FlashMemory-DeepSeek-V4: Lightning Index Ultra-Long Context via Lookahead Sparse Attention
English summary
The paper proposes Lookahead Sparse Attention (LSA), a novel inference paradigm based on a Neural Memory Indexer integrated with the DeepSeek-V4 architecture. Instead of retaining the full KV cache, LSA proactively predicts future context needs and preserves only query‑critical KV chunks in GPU memory. The indexer is trained independently via a backbone‑free, dual‑encoder retrieval framework, avoiding loading the full backbone model. Across LongBench‑v2, LongMemEval, and RULER, FM‑DS‑V4 compresses the physical KV cache to 13.5% of the full‑context baseline while raising average accuracy by +0.6 percentage points. At extreme 500K token scales, it suppresses physical KV cache overhead by over 90% without degrading the backbone’s core reasoning. Code and weights are publicly released on GitHub and HuggingFace.
Chinese summary
论文提出前瞻稀疏注意力(LSA),一种基于神经记忆索引器并与DeepSeek‑V4架构结合的新型推理范式。该方法主动预测未来上下文需求,仅在GPU内存中保留查询关键的KV块,而非保留全部KV缓存。索引器通过无骨干解耦训练策略独立训练,采用双编码器检索框架,无需加载完整骨干模型。在LongBench‑v2、LongMemEval和RULER等长上下文评测中,FM‑DS‑V4将物理KV缓存压缩至全上下文基线的13.5%,同时平均准确率绝对提升0.6个百分点。在50万tokens的极端规模下,物理KV缓存开销被抑制超过90%,且无损骨干模型的核心推理能力。代码与权重已在GitHub和HuggingFace公开。
Key points
Introduces Lookahead Sparse Attention (LSA) with a Neural Memory Indexer on DeepSeek‑V4, predicting future context demands instead of attending to all past tokens.
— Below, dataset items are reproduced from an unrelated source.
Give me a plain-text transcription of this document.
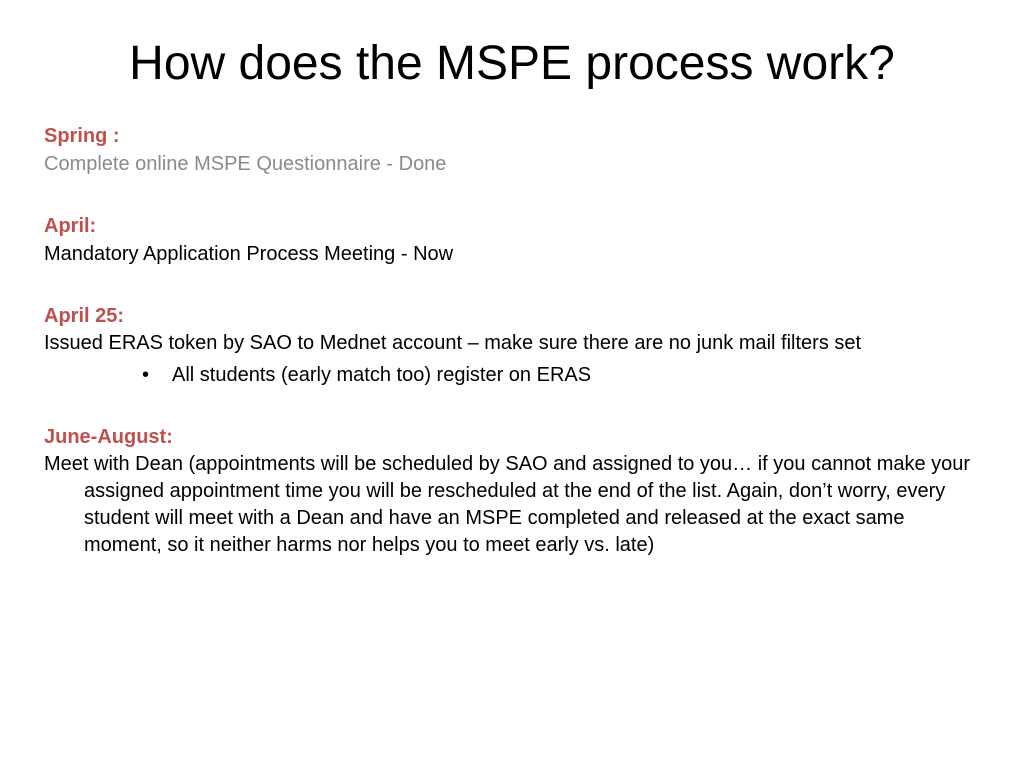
How does the MSPE process work?

Spring :

Complete online MSPE Questionnaire - Done

April:

Mandatory Application Process Meeting - Now

April 25:

Issued ERAS token by SAO to Mednet account – make sure there are no junk mail filters set

• All students (early match too) register on ERAS

June-August:

Meet with Dean (appointments will be scheduled by SAO and assigned to you… if you cannot make your assigned appointment time you will be rescheduled at the end of the list. Again, don’t worry, every student will meet with a Dean and have an MSPE completed and released at the exact same moment, so it neither harms nor helps you to meet early vs. late)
引入基于神经记忆索引器的前瞻稀疏注意力(LSA),预测未来上下文需求,而非关注所有历史token。
Uses backbone‑free dual‑encoder training, enabling independent indexer training without loading the massive backbone model into GPU memory.
采用无骨干双编码器训练策略,可独立训练索引器,无需将庞大骨干模型加载至GPU内存。
Achieves 86.5% KV cache compression (to 13.5% of full‑context) on long‑context benchmarks while slightly improving average accuracy (+0.6%).
在长上下文基准上实现KV缓存压缩至全上下文的13.5%,同时平均准确率小幅提升(+0.6%)。
At 500K token length, suppresses physical KV cache overhead by over 90% without harming core reasoning performance.
在50万token长度下,物理KV缓存开销被削减90%以上,且未损害核心推理性能。
Code, model weights, and paper are publicly available on GitHub, HuggingFace, and arXiv.
代码、模型权重和论文已公开在GitHub、HuggingFace和arXiv上。